US-based contract research company PRA Health Sciences has launched its Patient-Centric Trial Development Toolkit to identify and mitigate risks to rare disease clinical programmes.
The new toolkit is developed by PRA’s Center for Rare Diseases in partnership with its Rare Disease Advisory Committee (RDAC) and other patient stakeholders.
It supports clinical development sponsors focusing on rare diseases, patient communities and other stakeholders to operationalise the true patient-centricity in clinical development.
This patient-focused toolkit is designed to reduce risks that often occur in rare disease clinical trials and helps to promote trial participation.

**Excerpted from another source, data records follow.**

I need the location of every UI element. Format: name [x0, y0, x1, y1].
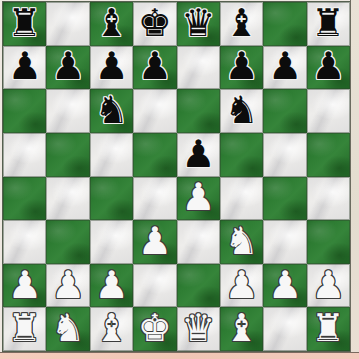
square-g6[interactable] [263, 89, 306, 133]
square-e6[interactable] [177, 89, 220, 133]
square-h4[interactable] [307, 177, 350, 221]
square-h8[interactable]: ♜ [307, 2, 350, 46]
square-h7[interactable]: ♟ [307, 46, 350, 90]
black-pawn[interactable]: ♟ [181, 135, 215, 173]
square-d8[interactable]: ♚ [133, 2, 176, 46]
white-queen[interactable]: ♛ [181, 309, 215, 347]
square-h1[interactable]: ♜ [307, 307, 350, 351]
black-pawn[interactable]: ♟ [138, 47, 172, 85]
white-rook[interactable]: ♜ [8, 309, 42, 347]
black-pawn[interactable]: ♟ [268, 47, 302, 85]
square-b5[interactable] [46, 133, 89, 177]
black-pawn[interactable]: ♟ [51, 47, 85, 85]
square-a1[interactable]: ♜ [3, 307, 46, 351]
black-pawn[interactable]: ♟ [311, 47, 345, 85]
black-knight[interactable]: ♞ [225, 91, 259, 129]
square-e3[interactable] [177, 220, 220, 264]
square-a4[interactable] [3, 177, 46, 221]
square-c8[interactable]: ♝ [90, 2, 133, 46]
square-g3[interactable] [263, 220, 306, 264]
square-g8[interactable] [263, 2, 306, 46]
square-f5[interactable] [220, 133, 263, 177]
square-c5[interactable] [90, 133, 133, 177]
black-pawn[interactable]: ♟ [225, 47, 259, 85]
white-pawn[interactable]: ♟ [311, 266, 345, 304]
square-e1[interactable]: ♛ [177, 307, 220, 351]
square-a8[interactable]: ♜ [3, 2, 46, 46]
square-d7[interactable]: ♟ [133, 46, 176, 90]
square-d2[interactable] [133, 264, 176, 308]
white-bishop[interactable]: ♝ [225, 309, 259, 347]
white-bishop[interactable]: ♝ [94, 309, 128, 347]
square-f2[interactable]: ♟ [220, 264, 263, 308]
square-g4[interactable] [263, 177, 306, 221]
square-g7[interactable]: ♟ [263, 46, 306, 90]
square-a2[interactable]: ♟ [3, 264, 46, 308]
square-g5[interactable] [263, 133, 306, 177]
black-bishop[interactable]: ♝ [94, 4, 128, 42]
square-d6[interactable] [133, 89, 176, 133]
white-knight[interactable]: ♞ [225, 222, 259, 260]
square-a3[interactable] [3, 220, 46, 264]
square-d1[interactable]: ♚ [133, 307, 176, 351]
square-h6[interactable] [307, 89, 350, 133]
square-b2[interactable]: ♟ [46, 264, 89, 308]
white-pawn[interactable]: ♟ [8, 266, 42, 304]
black-rook[interactable]: ♜ [8, 4, 42, 42]
square-g1[interactable] [263, 307, 306, 351]
square-f3[interactable]: ♞ [220, 220, 263, 264]
square-d5[interactable] [133, 133, 176, 177]
black-pawn[interactable]: ♟ [94, 47, 128, 85]
board-bottom-margin [0, 352, 359, 359]
black-rook[interactable]: ♜ [311, 4, 345, 42]
square-c7[interactable]: ♟ [90, 46, 133, 90]
chess-board: ♜♝♚♛♝♜♟♟♟♟♟♟♟♞♞♟♟♟♞♟♟♟♟♟♟♜♞♝♚♛♝♜ [2, 1, 351, 352]
white-pawn[interactable]: ♟ [268, 266, 302, 304]
square-a5[interactable] [3, 133, 46, 177]
black-bishop[interactable]: ♝ [225, 4, 259, 42]
square-e2[interactable] [177, 264, 220, 308]
chessboard-screenshot: ♜♝♚♛♝♜♟♟♟♟♟♟♟♞♞♟♟♟♞♟♟♟♟♟♟♜♞♝♚♛♝♜ [0, 0, 359, 359]
square-b4[interactable] [46, 177, 89, 221]
square-a6[interactable] [3, 89, 46, 133]
square-b6[interactable] [46, 89, 89, 133]
black-pawn[interactable]: ♟ [8, 47, 42, 85]
square-g2[interactable]: ♟ [263, 264, 306, 308]
square-b3[interactable] [46, 220, 89, 264]
square-b7[interactable]: ♟ [46, 46, 89, 90]
square-f1[interactable]: ♝ [220, 307, 263, 351]
white-pawn[interactable]: ♟ [225, 266, 259, 304]
square-e5[interactable]: ♟ [177, 133, 220, 177]
white-pawn[interactable]: ♟ [181, 178, 215, 216]
white-king[interactable]: ♚ [138, 309, 172, 347]
white-pawn[interactable]: ♟ [51, 266, 85, 304]
square-c3[interactable] [90, 220, 133, 264]
square-h3[interactable] [307, 220, 350, 264]
square-e7[interactable] [177, 46, 220, 90]
white-pawn[interactable]: ♟ [94, 266, 128, 304]
square-f7[interactable]: ♟ [220, 46, 263, 90]
black-queen[interactable]: ♛ [181, 4, 215, 42]
square-e8[interactable]: ♛ [177, 2, 220, 46]
white-pawn[interactable]: ♟ [138, 222, 172, 260]
square-d3[interactable]: ♟ [133, 220, 176, 264]
black-king[interactable]: ♚ [138, 4, 172, 42]
square-e4[interactable]: ♟ [177, 177, 220, 221]
square-h2[interactable]: ♟ [307, 264, 350, 308]
board-right-margin [350, 0, 359, 359]
square-c4[interactable] [90, 177, 133, 221]
black-knight[interactable]: ♞ [94, 91, 128, 129]
square-c1[interactable]: ♝ [90, 307, 133, 351]
square-b8[interactable] [46, 2, 89, 46]
square-f6[interactable]: ♞ [220, 89, 263, 133]
square-h5[interactable] [307, 133, 350, 177]
square-f8[interactable]: ♝ [220, 2, 263, 46]
square-a7[interactable]: ♟ [3, 46, 46, 90]
square-f4[interactable] [220, 177, 263, 221]
white-knight[interactable]: ♞ [51, 309, 85, 347]
square-d4[interactable] [133, 177, 176, 221]
white-rook[interactable]: ♜ [311, 309, 345, 347]
square-b1[interactable]: ♞ [46, 307, 89, 351]
square-c6[interactable]: ♞ [90, 89, 133, 133]
square-c2[interactable]: ♟ [90, 264, 133, 308]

It comprises four digital resources, including a patient-centric protocol risk assessment tool, rapid participation burden survey tool, patient involvement value dossier and a guide for rare disease patients and caregivers.
PRA Health Sciences Center for Rare Diseases senior vice-president Scott Schliebner said: “The main purpose of the toolkit is to guide sponsors in taking a more patient-centric approach in developing clinical trials.
“As an example, the toolkit includes a risk assessment tool that clinical development teams can use to identify risk to the efficiency of a clinical programme.
“The risks that are identified are usually real-world burdens for participants, and the tool provides risk mitigation strategies and solutions for sponsors to consider.”
The toolkit also focuses on reducing the burden on patients to participate in clinical research and avoids significant costs related to inefficiency, high trial dropout rates, protocol amendments, and not being able to complete a trial on time.
PRA Health Sciences’ new Patient-Centric Trial Development Toolkit is available for download for free.